If you already have multiple bank accounts, it can be a good idea to link them. That way, you can transfer money more freely across your various accounts. You may even link your children’s accounts if you want to be able to send transfers to them.

Another thing you’ll want to do is log into your account and choose beneficiaries. These people will receive your remaining funds in the event of your demise. In a joint account, the entire account balance will go to the surviving partner but will pass to the beneficiary upon both partners’ death. You can also choose secondary beneficiaries who will receive the funds if the primary beneficiary is deceased. For example, many people choose their spouse as the primary beneficiary and name their children as secondary beneficiaries. It’s your money; set whatever beneficiaries you want. But be aware that if you don’t, it will default to whoever receives it under state law.

Finally, you’ll probably want to download your financial institution’s online banking app. The bank app will be free to download, but you’ll need to log into it with your username, password, and other information. In some cases, you can do this immediately after opening your account. In other cases, you’ll have to wait for an email – or snail mail – with your account information. At that point, you’ll be able to provide the information to the app and access your bank account remotely.

If you received an email with this information, make sure your email account is secure. Similarly, if your bank info is on a piece of paper, keep that paper safe!
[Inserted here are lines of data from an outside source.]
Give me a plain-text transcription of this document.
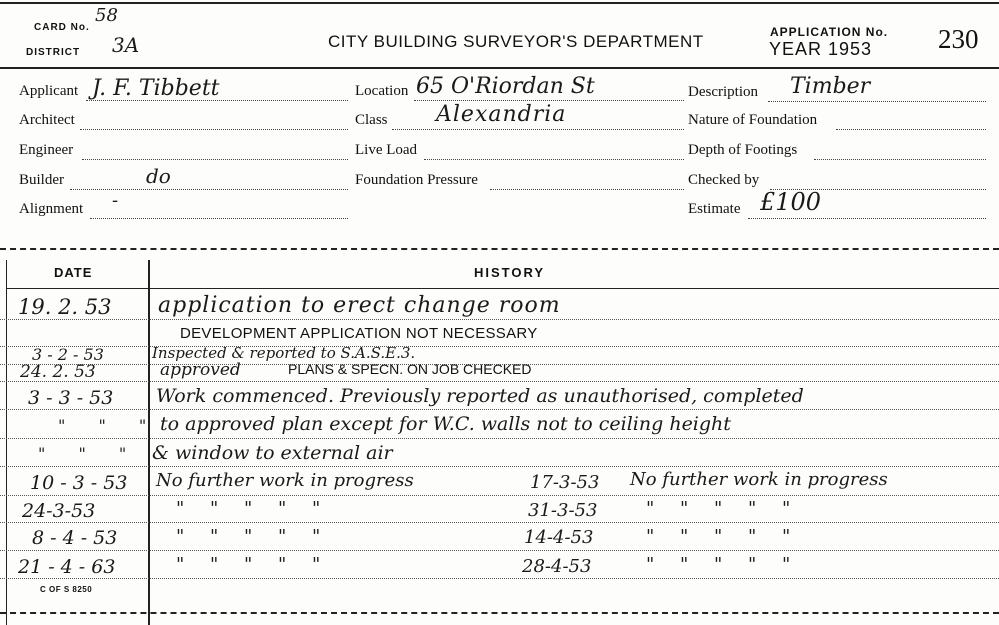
CARD No.
58
DISTRICT 3A	CITY BUILDING SURVEYOR'S DEPARTMENT	APPLICATION No.
YEAR 1953 230
Applicant J. F. Tibbett
Architect
Engineer
Builder	do
Alignment -
Location 65 O'Riordan St
Class Alexandria
Live Load
Foundation Pressure
Description Timber
Nature of Foundation
Depth of Footings
Checked by
Estimate £100
DATE	HISTORY
19. 2. 53 application to erect change room
DEVELOPMENT APPLICATION NOT NECESSARY
3 - 2 - 53	Inspected & reported to S.A.S.E.3.
24. 2. 53	approved	PLANS & SPECN. ON JOB CHECKED
3 - 3 - 53 Work commenced. Previously reported as unauthorised, completed
" " " to approved plan except for W.C. walls not to ceiling height
" " " & window to external air
10 - 3 - 53 No further work in progress	17-3-53 No further work in progress
24-3-53	" " " " "	31-3-53	" " " " "
8 - 4 - 53	" " " " "	14-4-53	" " " " "
21 - 4 - 63	" " " " "	28-4-53	" " " " "
C OF S 8250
Someone with your name, address, routing number, and account number could potentially steal your money.


If you were only ever familiar with the generic savings account, you might have been asking, “what is a high-yield savings account?” A high-yield savings account is the perfect way to invest in yourself. You can use one to save for expenses like a vacation or a new car, and you can also use one to save your emergency fund. Either way, you’ll get 20 and 25 times the return you’d get with a standard savings account.

Opening a high-yield savings account is easy. You just go online and fill out an application. That said, you’ll need to do some research first. Take the time to find the perfect bank, and you’ll be pleased with your experience.